The format of the seminars

Each seminar group is divided into 3 sub-groups, according to the list you sign up on during the Introductory lecture or later. (I will give you a copy of the list in the next lecture). Each sub-group (of three students) will then have the task of orally introducing the topic and "leading" the discussion of the literature/readings and the seminars assignments in one of seminars. The introduction should be about 10 minutes (and no more than 15 minutes).

The assignments are below or will be handed out at the lecture for each theme seminar. The dates for the written test and re-test you will find on our web site (look for this course and its schedule). If you miss or fail both exams the next exam will be in March 2011.

3. Independent study (thesis work), 15 credits

After completion of the course the students are expected to:

- carry out an independent study on development and/or development theory based on the empirical, methodological, and theoretical knowledge gained during the preceding 75 points in Development Studies


Teaching is done in the form of supervision, individually or in groups, of the thesis work and through active participation in (at least seven) thesis seminars.


The thesis is examined by two teachers/professors in connection with the thesis seminars. The grade summarises the evaluation of the thesis, oral presentation and defence of the thesis, comments (opposition), and active participation in the other thesis seminars. The criteria and how they are combined are formulated in the course presentation handed out in the beginning of the semester. Grades are awarded according the scale "failed", "pass" or "pass with distinction".


The teaching consists of lectures and seminars.


The students are examined by means of a written test, assignments, and active participation in seminars. The third part is examined by means of writing and defending a thesis, commenting on a thesis and active participation in (at least five) theses seminars. An opportunity for a re-test is given ca 3-4 weeks after the first exam. The time and place for the written tests is announced in the schedule on the net.

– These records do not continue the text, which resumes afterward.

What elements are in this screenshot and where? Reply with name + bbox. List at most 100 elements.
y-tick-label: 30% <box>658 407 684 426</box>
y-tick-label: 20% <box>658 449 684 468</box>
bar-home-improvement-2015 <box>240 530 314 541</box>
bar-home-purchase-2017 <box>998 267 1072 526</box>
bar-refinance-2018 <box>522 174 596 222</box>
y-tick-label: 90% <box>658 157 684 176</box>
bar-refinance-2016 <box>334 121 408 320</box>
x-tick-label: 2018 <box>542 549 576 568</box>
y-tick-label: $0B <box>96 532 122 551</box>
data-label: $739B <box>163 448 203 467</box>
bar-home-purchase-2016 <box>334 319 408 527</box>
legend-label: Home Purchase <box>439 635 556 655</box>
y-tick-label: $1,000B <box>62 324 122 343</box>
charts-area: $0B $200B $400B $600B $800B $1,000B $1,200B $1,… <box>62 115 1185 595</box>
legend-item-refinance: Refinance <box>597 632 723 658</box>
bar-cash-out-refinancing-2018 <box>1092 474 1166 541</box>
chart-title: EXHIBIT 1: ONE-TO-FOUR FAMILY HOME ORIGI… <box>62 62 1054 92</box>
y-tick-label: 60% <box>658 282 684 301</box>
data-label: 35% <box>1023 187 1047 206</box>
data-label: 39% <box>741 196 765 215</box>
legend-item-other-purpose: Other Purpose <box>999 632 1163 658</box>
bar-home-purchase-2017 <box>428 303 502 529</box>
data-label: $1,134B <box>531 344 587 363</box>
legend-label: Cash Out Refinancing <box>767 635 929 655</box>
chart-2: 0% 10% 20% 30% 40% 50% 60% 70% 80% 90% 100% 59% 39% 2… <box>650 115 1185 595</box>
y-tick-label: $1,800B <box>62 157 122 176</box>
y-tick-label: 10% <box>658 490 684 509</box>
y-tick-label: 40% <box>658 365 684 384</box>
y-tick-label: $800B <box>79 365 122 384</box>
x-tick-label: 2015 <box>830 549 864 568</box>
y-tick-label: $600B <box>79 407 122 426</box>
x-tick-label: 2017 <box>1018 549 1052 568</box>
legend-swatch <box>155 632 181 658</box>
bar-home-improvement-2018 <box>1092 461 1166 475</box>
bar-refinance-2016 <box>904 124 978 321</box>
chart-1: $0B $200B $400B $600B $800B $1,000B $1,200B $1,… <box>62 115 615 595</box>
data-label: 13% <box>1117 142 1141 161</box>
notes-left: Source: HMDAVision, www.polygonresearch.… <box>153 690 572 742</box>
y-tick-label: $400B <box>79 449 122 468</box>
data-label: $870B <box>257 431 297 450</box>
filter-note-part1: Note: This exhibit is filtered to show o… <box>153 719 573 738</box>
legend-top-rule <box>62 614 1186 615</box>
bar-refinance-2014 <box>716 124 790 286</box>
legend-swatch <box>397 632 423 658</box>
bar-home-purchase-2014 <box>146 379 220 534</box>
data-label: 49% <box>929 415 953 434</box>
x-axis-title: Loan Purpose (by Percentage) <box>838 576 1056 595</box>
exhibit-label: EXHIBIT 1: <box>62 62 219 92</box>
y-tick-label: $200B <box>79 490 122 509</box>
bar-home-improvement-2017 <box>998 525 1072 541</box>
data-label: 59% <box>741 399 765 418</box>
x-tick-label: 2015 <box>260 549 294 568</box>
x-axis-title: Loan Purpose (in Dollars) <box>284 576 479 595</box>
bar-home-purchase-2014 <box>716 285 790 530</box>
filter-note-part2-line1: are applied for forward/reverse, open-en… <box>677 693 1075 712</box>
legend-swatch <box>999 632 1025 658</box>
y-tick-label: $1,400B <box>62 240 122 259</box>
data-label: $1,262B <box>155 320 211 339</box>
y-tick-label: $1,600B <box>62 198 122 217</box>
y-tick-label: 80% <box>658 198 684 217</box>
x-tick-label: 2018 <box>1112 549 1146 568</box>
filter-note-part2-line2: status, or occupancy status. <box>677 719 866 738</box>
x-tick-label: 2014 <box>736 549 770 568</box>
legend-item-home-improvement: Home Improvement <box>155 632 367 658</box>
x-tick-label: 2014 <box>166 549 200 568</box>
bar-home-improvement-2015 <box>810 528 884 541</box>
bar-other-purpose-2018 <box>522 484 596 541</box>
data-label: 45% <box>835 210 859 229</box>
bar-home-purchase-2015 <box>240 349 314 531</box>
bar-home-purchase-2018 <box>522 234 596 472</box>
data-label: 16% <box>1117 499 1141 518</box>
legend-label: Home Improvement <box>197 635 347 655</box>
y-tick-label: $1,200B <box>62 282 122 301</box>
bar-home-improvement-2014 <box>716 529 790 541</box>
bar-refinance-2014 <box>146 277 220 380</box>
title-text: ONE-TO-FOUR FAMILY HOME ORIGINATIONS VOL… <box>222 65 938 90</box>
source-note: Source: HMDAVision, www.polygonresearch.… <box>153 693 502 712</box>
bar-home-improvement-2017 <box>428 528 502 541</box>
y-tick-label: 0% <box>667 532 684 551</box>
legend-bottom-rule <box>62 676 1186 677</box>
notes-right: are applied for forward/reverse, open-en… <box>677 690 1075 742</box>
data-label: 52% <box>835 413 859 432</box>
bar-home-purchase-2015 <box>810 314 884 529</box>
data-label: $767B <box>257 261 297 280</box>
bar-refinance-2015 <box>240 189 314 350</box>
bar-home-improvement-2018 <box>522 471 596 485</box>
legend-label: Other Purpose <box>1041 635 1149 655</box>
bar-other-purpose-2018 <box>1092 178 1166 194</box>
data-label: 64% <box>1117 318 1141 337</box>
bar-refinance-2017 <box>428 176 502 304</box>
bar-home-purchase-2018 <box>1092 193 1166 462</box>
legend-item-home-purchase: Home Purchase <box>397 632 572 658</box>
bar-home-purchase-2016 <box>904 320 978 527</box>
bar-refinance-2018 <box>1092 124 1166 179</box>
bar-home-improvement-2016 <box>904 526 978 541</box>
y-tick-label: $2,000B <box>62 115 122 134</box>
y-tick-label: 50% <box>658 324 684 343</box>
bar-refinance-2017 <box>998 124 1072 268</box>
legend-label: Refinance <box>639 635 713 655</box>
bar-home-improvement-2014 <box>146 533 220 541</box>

Grades are awarded according the scale "failed", "pass" or "pass with distinction". To get the grade "pass with distinction" for the whole C course that grade is needed for at least 15 points of the totally 30 points. Grades are awarded on a scale comprising the grades VG (pass with distinction), G (pass), and U (fail).

Course level in relation to degree requirements

On completion of the course the students are expected to have deepened their knowledge within development studies. They will have acquired a general view, and knowledge of the current scientific debate. The students' ability to analyse, evaluate and critically examine research and to formulate their own research problems will be deepened, as well as their ability to critically discuss and present information both orally and in writing, and their ability to independently search for scientifically relevant data and information. Additional training in the skill to present their arguments orally as well as in writing in a clear and concise way, will be offered.

The awareness and knowledge of methods will be deepened, and the methodological skills required to independently raise scientific questions and to carry out simple empirical studies, will be developed. A basic awareness will be acquired concerning the possibilities and limitations of science, its role in society and the public responsibility for its use. While working with the independent project the students' ability to critically, independently and creatively identify and formulate questions will be deepened, and they will learn to plan and carry out qualified assignments within given time limits and with adequate methods, and to present and discuss the underlying conclusions and arguments, both orally and in writing. The skills required for participation in the research and development work, or for working independently in some other qualified field, will be especially developed here.